When I visit my daughter who lives on the Upper West Side in New York City, I always stop by the Strand independent bookstore on Columbus Avenue. It was there that I stumbled upon Sapiens last month, and I thought it might enrich my learning of evolutionary psychology. It turns out what I don’t know about the history of our species is a lot, and I am so grateful to have found this book.

(Speaking of New York bookstores, I highly recommend the documentary The Booksellers available on Amazon Prime.)

Nonfiction – When Memory Comes by Saul Friedländer

Very soon I will be embarking on an educational delegation to Poland and Israel to study the history of the Holocaust and prospects for global peace in the future. A dear colleague loaned me several books to help me prepare for the trip, and When Memory Comes is one of them. Friedländer’s memoir that spans from being hid as a child from the Nazis in World War II to living in the newly-created state of Israel as an adult is gripping throughout.

Fiction – The Tattooist of Auschwitz by Heather Morris

I always have one glorious novel on my bedside. When I spoke with my doctor just this week about having difficulty sleeping, he said that old saw, “Mary, the bed is only for two things.” Well, if I have to choose only two things for the bed . . .

Seriously, I’m not giving up reading in bed (or the other two things). The book I am reading now is a “Shannon Pick.” My niece Shannon has impeccable taste in books, TV, and movies, so when she makes a recommendation, I take note. The Tattooist of Auschwitz is a fiction book based on interviews with a real Holocaust survivor. I don’t count it as a full-on historical record, but it is a well-written and enlightening story. It is at once dreamy and heartbreakingly tragic.

I’m off now to snuggle up with a good book (and not sleep)!

 

The Long and Winding Road

by Mary Anne Duggan

When the first prompt of this season’s Write 6X6 challenge was announced, my brain buzzed with potential songs that represent my career in education. The first thing I did was to search for chart-toppers from my first year in teaching – 1986. A quick trip down musical memory lane promptly reminded me of why I don’t love 80’s music.

But another song from the past kept floating in my consciousness – The Long and Winding Road. So, I decided to take lyrics from this 1970 Beatles song for a spin around the record player to see if it spoke sang to me.

The long and winding road
That leads to your door
Will never disappear
I’ve seen that road before
It always leads me here
Leads me to your door

I didn’t set out to become a teacher. Instead, I started out as a dance major in college. I struggled in the first two years of my dance program. The professors didn’t like how much time I was spending with my boyfriend. They didn’t like that I actually ate food. And on the first day of my junior year, I got sideways of my ballet teacher.

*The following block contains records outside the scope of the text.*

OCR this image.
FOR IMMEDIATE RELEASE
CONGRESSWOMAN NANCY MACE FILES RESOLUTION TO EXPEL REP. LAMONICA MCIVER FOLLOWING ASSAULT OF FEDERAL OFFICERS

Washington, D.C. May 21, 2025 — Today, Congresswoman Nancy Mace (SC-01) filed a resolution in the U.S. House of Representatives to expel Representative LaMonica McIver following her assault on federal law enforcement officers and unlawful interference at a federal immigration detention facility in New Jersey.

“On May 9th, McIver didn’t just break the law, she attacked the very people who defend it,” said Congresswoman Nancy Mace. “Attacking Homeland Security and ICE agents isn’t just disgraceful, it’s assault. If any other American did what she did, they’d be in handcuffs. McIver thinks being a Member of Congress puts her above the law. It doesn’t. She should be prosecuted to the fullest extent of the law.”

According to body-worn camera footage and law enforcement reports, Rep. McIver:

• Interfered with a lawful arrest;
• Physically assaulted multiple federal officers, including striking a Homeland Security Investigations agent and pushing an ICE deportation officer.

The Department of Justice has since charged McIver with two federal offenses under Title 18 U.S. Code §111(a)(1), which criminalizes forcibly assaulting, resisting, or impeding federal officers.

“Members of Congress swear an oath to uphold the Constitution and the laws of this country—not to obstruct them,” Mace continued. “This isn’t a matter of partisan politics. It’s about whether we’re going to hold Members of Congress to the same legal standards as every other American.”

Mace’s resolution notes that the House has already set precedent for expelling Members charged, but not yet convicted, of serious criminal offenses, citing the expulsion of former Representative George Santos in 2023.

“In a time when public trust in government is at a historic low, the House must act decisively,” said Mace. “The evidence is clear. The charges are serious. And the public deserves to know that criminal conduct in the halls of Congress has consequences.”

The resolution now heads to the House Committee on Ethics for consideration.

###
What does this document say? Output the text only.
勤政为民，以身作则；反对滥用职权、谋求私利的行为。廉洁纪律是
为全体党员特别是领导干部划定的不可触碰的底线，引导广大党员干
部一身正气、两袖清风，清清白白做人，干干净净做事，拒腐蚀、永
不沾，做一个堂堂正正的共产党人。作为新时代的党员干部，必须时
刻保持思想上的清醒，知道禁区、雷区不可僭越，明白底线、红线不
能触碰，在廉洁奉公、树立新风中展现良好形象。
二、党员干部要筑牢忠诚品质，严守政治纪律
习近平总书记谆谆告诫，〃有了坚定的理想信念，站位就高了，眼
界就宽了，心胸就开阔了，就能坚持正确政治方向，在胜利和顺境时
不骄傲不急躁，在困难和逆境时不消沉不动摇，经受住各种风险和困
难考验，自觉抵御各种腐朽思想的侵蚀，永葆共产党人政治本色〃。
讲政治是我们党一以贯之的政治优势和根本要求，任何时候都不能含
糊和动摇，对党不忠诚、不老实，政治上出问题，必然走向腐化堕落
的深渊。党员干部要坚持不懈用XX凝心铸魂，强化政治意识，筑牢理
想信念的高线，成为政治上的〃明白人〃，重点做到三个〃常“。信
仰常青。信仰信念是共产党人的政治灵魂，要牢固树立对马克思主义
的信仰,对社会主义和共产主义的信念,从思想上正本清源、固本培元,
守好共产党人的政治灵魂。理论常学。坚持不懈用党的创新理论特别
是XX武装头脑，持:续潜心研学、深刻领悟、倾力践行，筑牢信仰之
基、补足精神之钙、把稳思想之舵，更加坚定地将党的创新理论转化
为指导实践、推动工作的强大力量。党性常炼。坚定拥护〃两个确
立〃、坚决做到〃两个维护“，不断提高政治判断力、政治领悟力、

On that day, the teacher was disgusted by her students’ lack of preparation. At the end of class, she went around and demanded the names of some of us to report to the department chair. When she approached me, my face was flushed and heart racing. “What is your name?” she barked. The toes in my ballet slippers were tingling, and I packed up all that adrenaline and ran to the registrar’s office, where I proclaimed, “I want to change my major!”

You could do that back in 1984. Computers weren’t used for registration when I was in college, so you just told someone if you wanted out. “Well, what do you want to study?” asked the 25-year old registration manager.

I took a split second to think about the last time I was happy in a college class. “I love psychology because I’m totally into how people learn!” Enter the first bend of the winding road: I thought that meant I should be an elementary school teacher.

The winding road went from elementary school teacher to preschool owner back to elementary school teacher through a master’s degree in counselor education to staff developer to peer evaluator to a PhD in educational psychology to clinical assistant professor of education to research program director to assistant research professor in family/human development and – finally — to teacher of psychology. You know, that thing I told the registration manager I wanted 39 years ago.

But all along the road, there is one thread in my career of four decades: A fierce desire to honor the individuality of my students, to provide a visceral sense of safety for them, and to encourage a sense of belonging for all. To make my classroom a place students feel they have value and something to contribute. It should be no surprise that what I have been working on through the whole of my career is what I so desperately needed in that dance studio, on that fateful August day so very long ago.